So you know how I was just recently saying that actor-directors are usually bad? Well, funny thing, Joel Edgerton just released his directorial debut, The Gift, and it’s really good. So while yes, fewer actors should become directors, Joel Edgerton gets a pass because he is actually good at it. Edgerton not only directs The Gift, he also wrote it, and he stars in it, which would normally scream “vanity project”, but in this case Edgerton clearly had a story he wanted to tell—it’s not about making him look good. The uniformly terrible trailers are wildly misleading and this is not a cheapo creepy house horror movie like they make it seem. There’s a lot more going on in The Gift.

This looks like an easy paycheck for Jason Bateman, but no, he is in this movie specifically because he is Jason Bateman. We have certain expectations of Bateman as a protagonist, and Edgerton leans into that, playing on Bateman’s on-screen persona and our expectations for him as a protagonist. He stars as Simon, who along with his wife, Robyn (Rebecca Hall), has just moved back to Los Angeles after a long sojourn in Chicago. Hall hasn’t really done much for me post-The Town, but here she’s very good. Robyn is lonely and fragile, thanks to an alluded-to event in Chicago that was probably a miscarriage, and Hall captures her nerves and tension perfectly. Edgerton rounds out the main cast as Gordo, a hugely off-putting weirdo aptly dubbed “Gordo the Weirdo”.

I noted in my review of Before We Go  that Chris Evans doesn’t really have a handle on the visual language of film—well Joel Edgerton does. Where he places his camera is critically important—what we DON’T see is often more important than what we do. He understands how costuming and props contribute to character as well, and his writing is efficient and displays the same kind of narrative chiaroscuro he uses in his scene construction. The Gift is a psychological thriller, and Edgerton manages the tension throughout the film beautifully, steadily ratcheting it up with his use of perspective. We don’t always see what the characters see, which lets us in on certain secrets while we wait anxiously for the characters to catch up, but in other cases it leaves things up to our imaginations, which is way worse than anything you could put on screen.

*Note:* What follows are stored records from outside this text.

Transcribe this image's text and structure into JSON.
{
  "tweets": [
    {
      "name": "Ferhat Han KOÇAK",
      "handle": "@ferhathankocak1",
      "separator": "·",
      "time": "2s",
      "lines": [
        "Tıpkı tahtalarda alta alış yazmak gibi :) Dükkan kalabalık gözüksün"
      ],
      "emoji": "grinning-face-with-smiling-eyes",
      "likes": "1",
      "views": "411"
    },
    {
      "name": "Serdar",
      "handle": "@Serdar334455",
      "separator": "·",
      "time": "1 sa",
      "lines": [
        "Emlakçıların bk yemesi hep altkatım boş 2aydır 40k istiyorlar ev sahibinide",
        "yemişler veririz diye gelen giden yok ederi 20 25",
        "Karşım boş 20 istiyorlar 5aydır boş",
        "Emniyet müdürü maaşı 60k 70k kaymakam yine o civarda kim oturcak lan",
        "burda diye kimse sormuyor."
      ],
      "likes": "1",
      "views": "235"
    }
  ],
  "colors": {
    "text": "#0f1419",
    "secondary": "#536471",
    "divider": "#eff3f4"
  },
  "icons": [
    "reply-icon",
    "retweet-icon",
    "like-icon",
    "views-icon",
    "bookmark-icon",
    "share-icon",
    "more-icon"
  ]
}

Which is why we now need to get into some spoilers, because that ambiguity has opened a can of worms. If you don’t want to know anything more about this movie, this is where you get off.

Simon and Gordo’s toxic past, and Gordo’s desire for revenge, come to a head in the finale when Gordo shows Simon a recording in which it is heavily implied that Gordo drugged and raped Robyn, and that Simon’s newborn child might not even be his. It’s a gut-punch moment, the culmination of eighty minutes of carefully built dread, and as it played out I knew some people would absolutely hate it. Count The Mary Sue among those who do not like it (you can read their assessment here), but for me, that ending worked.
Robyn is a sympathetic character, but she is never driving the narrative—Gordo is. Robyn is always a pawn between the two men, they both lie to and manipulate her. She’s victimized throughout the movie, by Gordo’s stalking and Simon’s insidious control. It’s a credit to Edgerton’s writing and Hall’s performance that we like Robyn so much we don’t want to see bad things happen to her, but the entire movie is bad things happening to Robyn, and they steadily escalate until The Worst thing happens. Or maybe it doesn’t—WE DON’T ACTUALLY KNOW WHAT HAPPENED.

Edgerton leaves it vague in a way that borders exploitative, because it seems to reduce humiliation to pure shock value. But the ambiguity of that scene plays into the film’s theme of never really knowing the things you think you know. Good, bad, persecutor, victim—these are all defined by one’s perspective, a perspective that Edgerton purposefully skews. The entire point of The Gift is the not knowing. Is Gordo really that twisted and cruel? Or did he just find the perfect way to torture Simon, forever? It’s up to each individual viewer to decide, and there is no right answer. It’s an ambitious gambit on Edgerton’s part, but it’s one that simply won’t work for everyone.